1989: On March 7th, 1989 two nordic skiiers, Shawn Dougher, 25, and Ralph Vecchio,29, of Stroudsburg (PA) were found by rangers in N. Ausable cabin after three nights stranded on Mount Marcy summit in a storm. Both suffered severe frosbite, legs amputated. They sued Adirondack Loj for not informing rangers they had not returned sooner.
- Thill, Mary. "Frostbite victims seek damages from club". Lake Placid News. January 8th, 1992.

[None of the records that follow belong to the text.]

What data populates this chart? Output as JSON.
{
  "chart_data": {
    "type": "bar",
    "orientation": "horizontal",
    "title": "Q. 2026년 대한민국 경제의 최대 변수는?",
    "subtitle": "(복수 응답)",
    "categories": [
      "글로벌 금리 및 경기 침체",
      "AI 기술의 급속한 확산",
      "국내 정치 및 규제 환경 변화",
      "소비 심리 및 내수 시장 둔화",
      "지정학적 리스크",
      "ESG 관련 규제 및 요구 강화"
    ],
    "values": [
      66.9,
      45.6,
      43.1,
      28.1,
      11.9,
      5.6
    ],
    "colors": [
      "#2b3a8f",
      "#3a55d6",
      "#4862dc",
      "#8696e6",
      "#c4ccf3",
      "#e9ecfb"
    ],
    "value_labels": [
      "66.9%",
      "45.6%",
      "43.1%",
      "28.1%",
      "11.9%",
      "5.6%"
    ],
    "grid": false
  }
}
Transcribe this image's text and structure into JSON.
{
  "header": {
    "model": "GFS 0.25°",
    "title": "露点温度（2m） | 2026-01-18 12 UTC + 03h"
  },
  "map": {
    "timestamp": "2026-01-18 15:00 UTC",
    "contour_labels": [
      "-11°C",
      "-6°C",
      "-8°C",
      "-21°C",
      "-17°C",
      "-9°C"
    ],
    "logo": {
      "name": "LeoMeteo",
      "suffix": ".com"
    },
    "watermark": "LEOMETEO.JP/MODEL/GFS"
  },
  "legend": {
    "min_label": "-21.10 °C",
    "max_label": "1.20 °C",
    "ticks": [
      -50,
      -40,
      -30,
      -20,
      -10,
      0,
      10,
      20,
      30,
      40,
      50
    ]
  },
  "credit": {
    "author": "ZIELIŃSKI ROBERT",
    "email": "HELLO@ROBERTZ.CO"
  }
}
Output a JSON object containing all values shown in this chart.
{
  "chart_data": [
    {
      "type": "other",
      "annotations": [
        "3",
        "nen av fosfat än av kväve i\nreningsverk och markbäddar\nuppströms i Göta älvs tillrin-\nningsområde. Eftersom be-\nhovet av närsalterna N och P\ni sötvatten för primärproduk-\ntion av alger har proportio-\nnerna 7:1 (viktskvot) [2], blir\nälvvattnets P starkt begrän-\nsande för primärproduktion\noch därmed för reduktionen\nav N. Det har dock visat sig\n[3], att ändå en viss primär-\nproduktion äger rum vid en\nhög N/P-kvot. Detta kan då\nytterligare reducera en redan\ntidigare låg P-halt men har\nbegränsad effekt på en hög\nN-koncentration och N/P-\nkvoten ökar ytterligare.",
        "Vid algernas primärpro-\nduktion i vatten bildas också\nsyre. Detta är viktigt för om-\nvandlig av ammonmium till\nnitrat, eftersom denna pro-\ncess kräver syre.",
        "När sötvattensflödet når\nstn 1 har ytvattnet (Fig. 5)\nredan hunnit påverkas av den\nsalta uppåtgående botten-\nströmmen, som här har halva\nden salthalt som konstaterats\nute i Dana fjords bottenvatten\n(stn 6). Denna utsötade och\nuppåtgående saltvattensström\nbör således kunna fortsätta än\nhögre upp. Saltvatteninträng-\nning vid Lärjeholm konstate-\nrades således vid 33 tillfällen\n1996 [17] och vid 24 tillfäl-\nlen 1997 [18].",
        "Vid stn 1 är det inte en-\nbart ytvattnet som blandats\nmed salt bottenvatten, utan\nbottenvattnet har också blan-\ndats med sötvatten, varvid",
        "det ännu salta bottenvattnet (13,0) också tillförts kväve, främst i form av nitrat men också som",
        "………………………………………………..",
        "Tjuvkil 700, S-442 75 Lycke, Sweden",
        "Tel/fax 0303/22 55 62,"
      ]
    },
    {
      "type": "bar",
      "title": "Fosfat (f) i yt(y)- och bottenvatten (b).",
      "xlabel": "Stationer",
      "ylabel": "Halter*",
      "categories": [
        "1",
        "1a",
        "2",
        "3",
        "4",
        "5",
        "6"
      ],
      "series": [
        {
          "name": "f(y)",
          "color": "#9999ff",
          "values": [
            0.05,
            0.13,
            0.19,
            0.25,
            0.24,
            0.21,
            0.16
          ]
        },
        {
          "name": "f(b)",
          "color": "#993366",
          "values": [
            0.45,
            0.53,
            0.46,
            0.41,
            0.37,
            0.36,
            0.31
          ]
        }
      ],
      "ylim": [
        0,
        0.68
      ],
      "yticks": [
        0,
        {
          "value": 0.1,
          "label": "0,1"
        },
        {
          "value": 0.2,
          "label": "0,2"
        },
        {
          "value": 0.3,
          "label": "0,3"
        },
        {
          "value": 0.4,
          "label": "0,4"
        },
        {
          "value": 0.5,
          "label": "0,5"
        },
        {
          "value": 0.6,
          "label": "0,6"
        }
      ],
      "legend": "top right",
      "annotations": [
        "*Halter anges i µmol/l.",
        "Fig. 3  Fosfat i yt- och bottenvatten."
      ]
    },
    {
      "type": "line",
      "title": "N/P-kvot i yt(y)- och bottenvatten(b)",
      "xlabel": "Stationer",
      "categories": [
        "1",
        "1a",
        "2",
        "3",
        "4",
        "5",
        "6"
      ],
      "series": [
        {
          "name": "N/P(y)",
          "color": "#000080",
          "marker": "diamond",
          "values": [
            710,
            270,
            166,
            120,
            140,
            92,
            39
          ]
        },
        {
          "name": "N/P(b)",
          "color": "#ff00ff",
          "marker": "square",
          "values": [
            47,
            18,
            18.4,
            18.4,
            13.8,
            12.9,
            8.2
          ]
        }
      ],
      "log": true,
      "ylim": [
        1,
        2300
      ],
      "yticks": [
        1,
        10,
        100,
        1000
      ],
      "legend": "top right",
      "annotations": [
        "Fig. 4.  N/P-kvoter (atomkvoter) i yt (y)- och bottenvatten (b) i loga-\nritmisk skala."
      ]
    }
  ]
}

1989: On October 9th, 1989, Holly McLeod, 14, of Pittsfield (MA) was airlifted off of Mount Marcy via Life Flight helicopter after dislocating her knee and spending the night near the summit with rangers. She was airlifted to a local hospital in stable condition and later released.
- Ballou, Ellen "Life flight aids in rescue". Lake Placid News. Week of October 11, 1989.

1990: On May 20, 1990, four lost hikers on , Eric Bisson, 19, of Gatineau (QB), David Poirer, 15, Sebastien Sequin, 16, and Francois Quay, 26, of Hull (QB) walked off under their own power after spending the night on the mountain. They walked down its trails to safety as a search and rescue effort was underway.
- Ballou, Ellen. "Hikers find way out" Lake Placid News. Week of May 23, 1990.

1991: On April 10, 1991, Rory Doohan, 33, of Hobart, Tasmania (Australia) died due to hypothermia after he and companion, Sharon Moore, 32, were caught in freezing rain while descending Mount Marcy a day or so earlier. Doohan's remains were removed by rangers the following day. Moore was able to descend safely to retrieve the rangers for the recovery.
- "Australian hiker dies in High Peaks Wilderness". Lake Placid News. April 17, 1991.

1992: On April 16, 1992, Eric Martel, 17, of Gatineau (QB) celebrated his birthday with a climb up Mount Marcy, but fell on a sheet of ice, slid 300 feet and off trail, breaking his leg after striking a tree. He was carried back onto the trail by his companions and was carried out by rescuers early the next morning.
- Dechant, George. "Climber breaks leg on icy slopes of Mount Marcy". Lake Placid News. For the Week of April 22, 1992.

1994: On March 29th, 1994, two boys, Bart Spedden, 18, and Burt Schiffer, 17, of PA were found by rangers after missing for two days, having gotten lost on Mount Marcy on March 27th. The two were found by rangers headed for Route 73 on foot in good condition and were driven back to the Adirondack Loj.
- Branca, Roberta "Search for lost hikers a success". Lake Placid News. March 30, 1994.

2001: On March 7th, 2001 two snowshoers, Philip Mousseau,19, of Hull (QB) and John Riche, 20, of Chelsea (QB) are found after spending a few days caught in a snowstorm on the slopes of Mount Marcy. Rangers found them in good condition and they were led out of the High Peaks after spending final night at Lake Colden Ranger Station.
-Rauch, Ned P. "Lost hikers found in high peaks".Lake Placid News. For the week March 9 - 15, 2001.